Link your reward cards to give to Mary Crowley!
Did you know that donating to Mary Crowley is as easy as buying your groceries and ordering on Amazon? There’s no better time to make sure you’re giving hope while getting your staples than the beginning of the year!
- Link your Kroger Plus Card at www.kroger.com/account/enrollcommunityrewardsnow.
- To link your Tom Thumb Reward Card, visit the Customer Service counter at your local store to complete a program form and fill in Mary Crowley’s charity number, 13757.
- Select Mary Crowley Cancer Research when shopping on AmazonSmile and 0.5% of your purchase price will be donated.
5 Questions with Jackeline Castillo
Jackie has joined the Mary Crowley team as our new Licensed Clinical Social worker - get to know her better!
Where did you grow up?
I was born and raised in the Dallas area. I have seen this city change so much over the years. I remember everything always being a “30-minute drive to get anywhere in the DFW area.”
How did you first hear about Mary Crowley and what inspired you to work here?
My last job was working at Cancer Support Community North Texas as a resource specialist. I met Phyllis (Mary Crowley’s former Social Worker) while working with CSCNT and heard about Mary Crowley through her. I have a passion for learning new things I don’t understand. While I have worked with cancer patients, clinical trials were an unknown to me. I love that it’s in the DFW area and wanted to better understand how this helped patients.
What is your favorite part of your job?
I LOVE, LOVE, LOVE getting to know patients and their families. Everyone always has a story to tell and I want to hear about their stories. In many situations, while sharing their story I am able to identify barriers or needs. I can share with them resources that they may not have known have existed.

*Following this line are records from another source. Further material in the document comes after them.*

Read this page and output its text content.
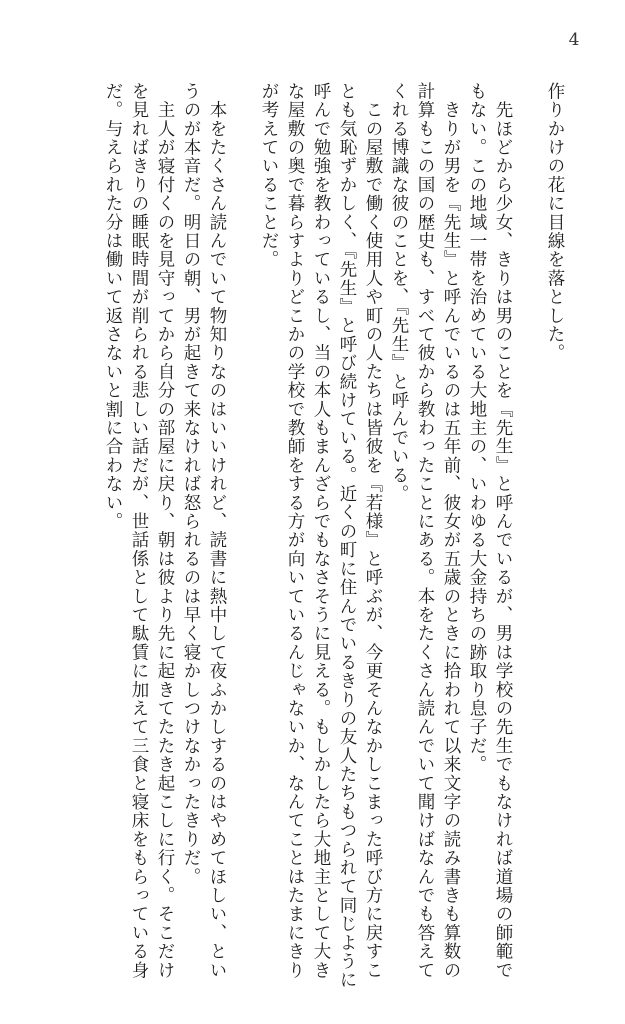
4

作りかけの花に目線を落とした。

　先ほどから少女、きりは男のことを『先生』と呼んでいるが、男は学校の先生でもなければ道場の師範でもない。この地域一帯を治めている大地主の、いわゆる大金持ちの跡取り息子だ。

　きりが男を『先生』と呼んでいるのは五年前、彼女が五歳のときに拾われて以来文字の読み書きも算数の計算もこの国の歴史も、すべて彼から教わったことにある。本をたくさん読んでいて聞けばなんでも答えてくれる博識な彼のことを、『先生』と呼んでいる。

　この屋敷で働く使用人や町の人たちは皆彼を『若様』と呼ぶが、今更そんなかしこまった呼び方に戻すことも気恥ずかしく、『先生』と呼び続けている。近くの町に住んでいるきりの友人たちもつられて同じように呼んで勉強を教わっているし、当の本人もまんざらでもなさそうに見える。もしかしたら大地主として大きな屋敷の奥で暮らすよりどこかの学校で教師をする方が向いているんじゃないか、なんてことはたまにきりが考えていることだ。

　本をたくさん読んでいて物知りなのはいいけれど、読書に熱中して夜ふかしするのはやめてほしい、というのが本音だ。明日の朝、男が起きて来なければ怒られるのは早く寝かしつけなかったきりだ。

　主人が寝付くのを見守ってから自分の部屋に戻り、朝は彼より先に起きてたたき起こしに行く。そこだけを見ればきりの睡眠時間が削られる悲しい話だが、世話係として駄賃に加えて三食と寝床をもらっている身だ。与えられた分は働いて返さないと割に合わない。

What is the biggest benefit for patients for having a social worker in the cancer research process?
As a social worker we work hard at trying to minimize the barriers and looking at ways to avoid future issues to ensure that the patient can continue to be treated as intended. Social workers are a great resource to be able to connect a patient and family to community resources such as transportation, connecting to financial resources, helping patients understand their rights if they work through treatment, finding resources to educate patients on insurance, and of course providing psychosocial support for the whole family. In all the jobs I have had as a social worker, I work on a goal that I believe is important to educate the population. In this field, my focus has been to provide better education on health insurance. I have seen so many pitfalls and situations where a patient, for lack of an understanding, might pick the wrong plan, might overpay because they don’t know they can appeal or have to match up bills with an explanation of benefits. My hope is that, by educating patients and families, they can make an informed decision about which plans are best for them and potentially lessen their stress
What do you enjoy doing in your free time?
I love to travel and explore different cultures. I have been fortunate enough to be able to travel to parts of Europe and South America.